Estudos sobre QV entre pessoas vivendo com o HIV/AIDS apontam que a mesma é afetada por inúmeros fatores individuais, culturais, sociais e emocionais, relacionados ao impacto do diagnóstico e do tratamento e à convivência cotidiana com doença crônica(3). Diferentes variáveis, tais como o gênero, as condições de vida e saúde, têm sido estudadas por sua relação com QV, entretanto, alguns autores têm apontado que a depressão prejudica, de forma importante, todas as dimensões da QV avaliadas(4-5).

A depressão é condição comum vivenciada por pessoas em condições crônicas de doença, causando incapacidade, afetando a evolução da doença e interferindo na recuperação e, ainda, é considerada risco potencial para o aumento da morbidade e mortalidade de numerosas condições médicas, incluindo a infecção pelo HIV/AIDS(6).

A infecção pelo HIV e as desordens psiquiátricas apresentam complexa relação e têm recebido atenção especial na última década, considerando o seu impacto na vida pessoal, sexual, social e ocupacional das pessoas vivendo com o HIV/AIDS(7).

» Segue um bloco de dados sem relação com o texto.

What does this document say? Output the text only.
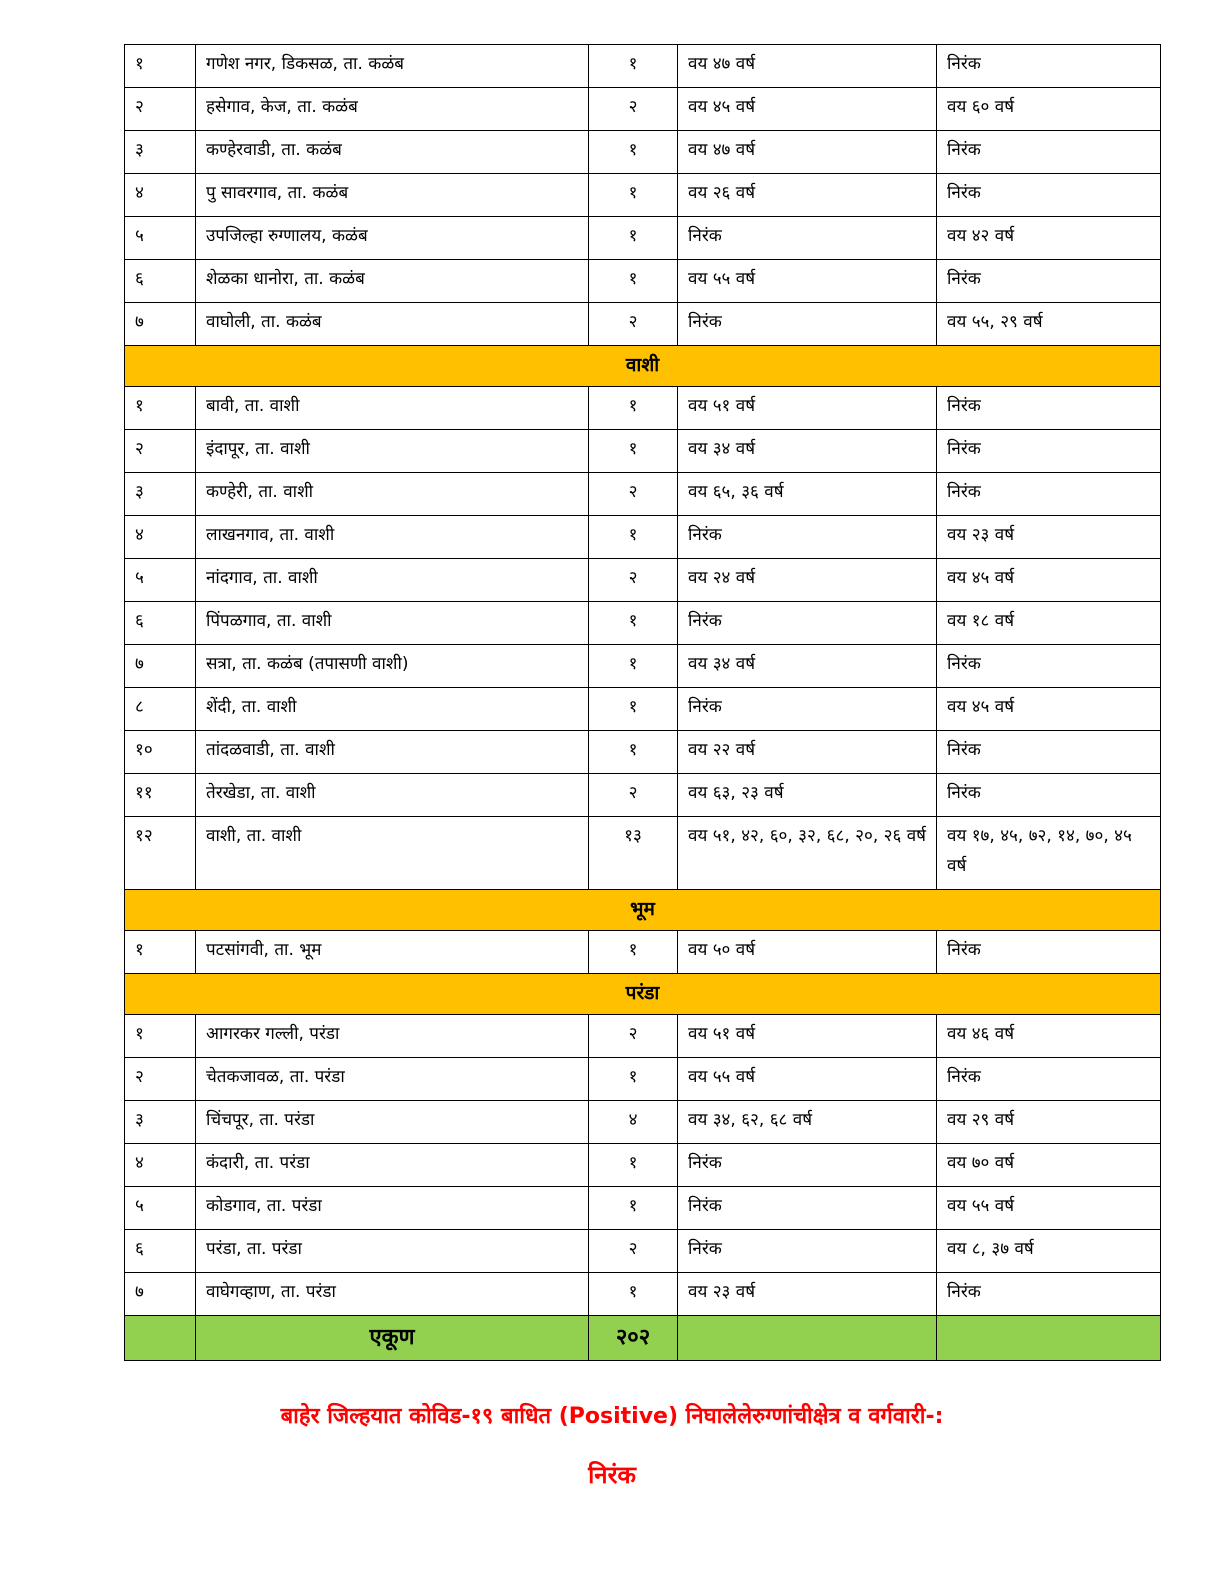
१	गणेश नगर, डिकसळ, ता. कळंब	१	वय ४७ वर्ष	निरंक
२	हसेगाव, केज, ता. कळंब	२	वय ४५ वर्ष	वय ६० वर्ष
३	कण्हेरवाडी, ता. कळंब	१	वय ४७ वर्ष	निरंक
४	पु सावरगाव, ता. कळंब	१	वय २६ वर्ष	निरंक
५	उपजिल्हा रुग्णालय, कळंब	१	निरंक	वय ४२ वर्ष
६	शेळका धानोरा, ता. कळंब	१	वय ५५ वर्ष	निरंक
७	वाघोली, ता. कळंब	२	निरंक	वय ५५, २९ वर्ष
वाशी				
१	बावी, ता. वाशी	१	वय ५१ वर्ष	निरंक
२	इंदापूर, ता. वाशी	१	वय ३४ वर्ष	निरंक
३	कण्हेरी, ता. वाशी	२	वय ६५, ३६ वर्ष	निरंक
४	लाखनगाव, ता. वाशी	१	निरंक	वय २३ वर्ष
५	नांदगाव, ता. वाशी	२	वय २४ वर्ष	वय ४५ वर्ष
६	पिंपळगाव, ता. वाशी	१	निरंक	वय १८ वर्ष
७	सत्रा, ता. कळंब (तपासणी वाशी)	१	वय ३४ वर्ष	निरंक
८	शेंदी, ता. वाशी	१	निरंक	वय ४५ वर्ष
१०	तांदळवाडी, ता. वाशी	१	वय २२ वर्ष	निरंक
११	तेरखेडा, ता. वाशी	२	वय ६३, २३ वर्ष	निरंक
१२	वाशी, ता. वाशी	१३	वय ५१, ४२, ६०, ३२, ६८, २०, २६ वर्ष	वय १७, ४५, ७२, १४, ७०, ४५ वर्ष
भूम				
१	पटसांगवी, ता. भूम	१	वय ५० वर्ष	निरंक
परंडा				
१	आगरकर गल्ली, परंडा	२	वय ५१ वर्ष	वय ४६ वर्ष
२	चेतकजावळ, ता. परंडा	१	वय ५५ वर्ष	निरंक
३	चिंचपूर, ता. परंडा	४	वय ३४, ६२, ६८ वर्ष	वय २९ वर्ष
४	कंदारी, ता. परंडा	१	निरंक	वय ७० वर्ष
५	कोडगाव, ता. परंडा	१	निरंक	वय ५५ वर्ष
६	परंडा, ता. परंडा	२	निरंक	वय ८, ३७ वर्ष
७	वाघेगव्हाण, ता. परंडा	१	वय २३ वर्ष	निरंक
	एकूण	२०२		
बाहेर जिल्हयात कोविड-१९ बाधित (Positive) निघालेलेरुग्णांचीक्षेत्र व वर्गवारी-:
निरंक
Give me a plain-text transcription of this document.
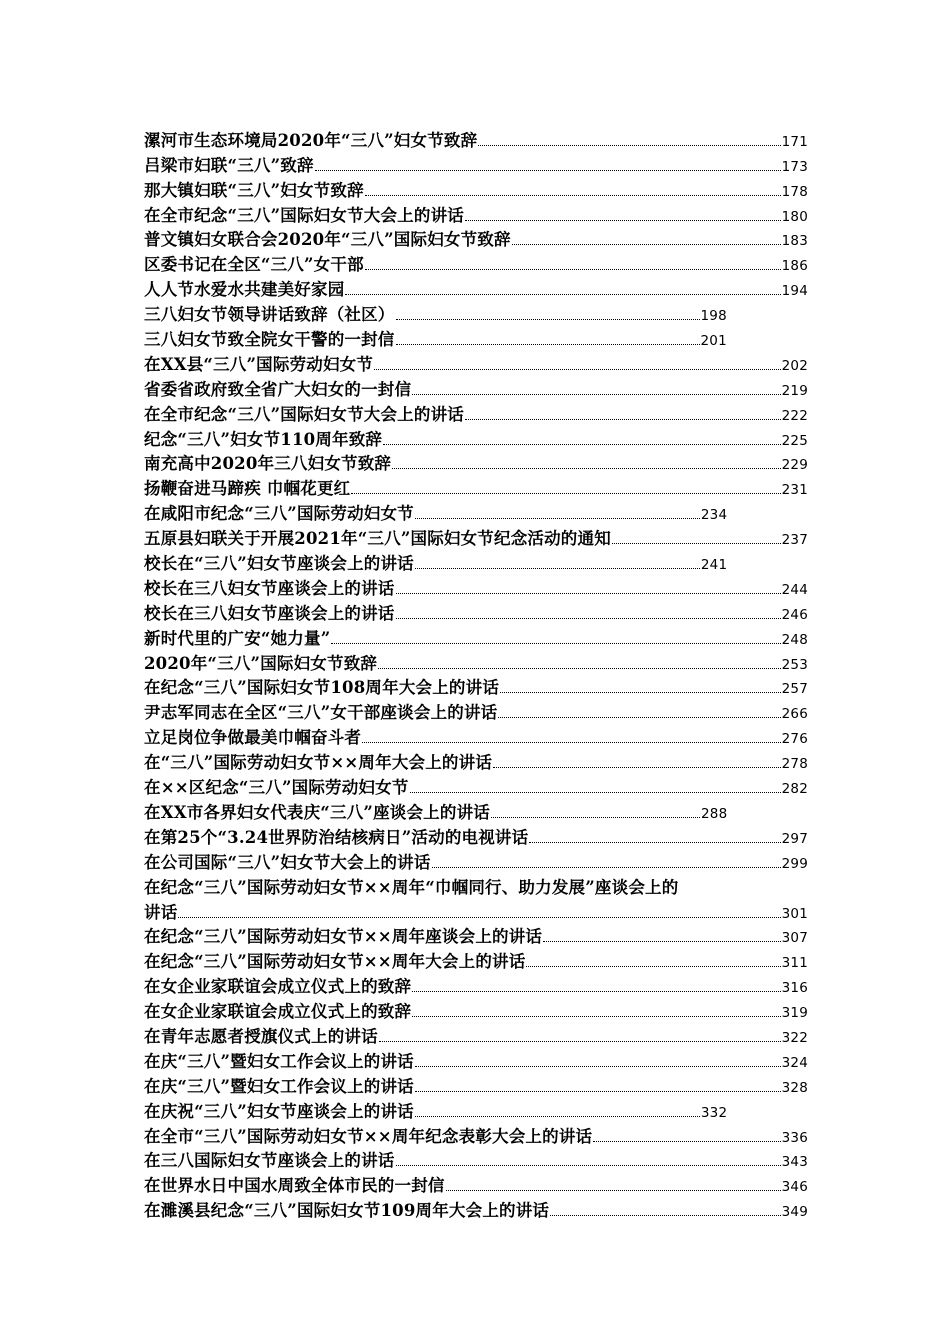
漯河市生态环境局2020年“三八”妇女节致辞	171
吕梁市妇联“三八”致辞	173
那大镇妇联“三八”妇女节致辞	178
在全市纪念“三八”国际妇女节大会上的讲话	180
普文镇妇女联合会2020年“三八”国际妇女节致辞	183
区委书记在全区“三八”女干部	186
人人节水爱水共建美好家园	194
三八妇女节领导讲话致辞（社区）	198
三八妇女节致全院女干警的一封信	201
在XX县“三八”国际劳动妇女节	202
省委省政府致全省广大妇女的一封信	219
在全市纪念“三八”国际妇女节大会上的讲话	222
纪念“三八”妇女节110周年致辞	225
南充高中2020年三八妇女节致辞	229
扬鞭奋进马蹄疾 巾帼花更红	231
在咸阳市纪念“三八”国际劳动妇女节	234
五原县妇联关于开展2021年“三八”国际妇女节纪念活动的通知	237
校长在“三八”妇女节座谈会上的讲话	241
校长在三八妇女节座谈会上的讲话	244
校长在三八妇女节座谈会上的讲话	246
新时代里的广安“她力量”	248
2020年“三八”国际妇女节致辞	253
在纪念“三八”国际妇女节108周年大会上的讲话	257
尹志军同志在全区“三八”女干部座谈会上的讲话	266
立足岗位争做最美巾帼奋斗者	276
在“三八”国际劳动妇女节××周年大会上的讲话	278
在××区纪念“三八”国际劳动妇女节	282
在XX市各界妇女代表庆“三八”座谈会上的讲话	288
在第25个“3.24世界防治结核病日”活动的电视讲话	297
在公司国际“三八”妇女节大会上的讲话	299
在纪念“三八”国际劳动妇女节××周年“巾帼同行、助力发展”座谈会上的
讲话	301
在纪念“三八”国际劳动妇女节××周年座谈会上的讲话	307
在纪念“三八”国际劳动妇女节××周年大会上的讲话	311
在女企业家联谊会成立仪式上的致辞	316
在女企业家联谊会成立仪式上的致辞	319
在青年志愿者授旗仪式上的讲话	322
在庆“三八”暨妇女工作会议上的讲话	324
在庆“三八”暨妇女工作会议上的讲话	328
在庆祝“三八”妇女节座谈会上的讲话	332
在全市“三八”国际劳动妇女节××周年纪念表彰大会上的讲话	336
在三八国际妇女节座谈会上的讲话	343
在世界水日中国水周致全体市民的一封信	346
在濉溪县纪念“三八”国际妇女节109周年大会上的讲话	349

Dentre os diversos transtornos psiquiátricos, frequentemente identificados em pessoas vivendo com HIV/AIDS, a depressão é a mais prevalente. Além da depressão, tem sido observado que eventos de vida estressantes estão associados ao aumento da progressão da infecção pelo HIV/AIDS(8) que, por sua vez, aumentam de três a cinco vezes o risco para o desenvolvimento de depressão(9).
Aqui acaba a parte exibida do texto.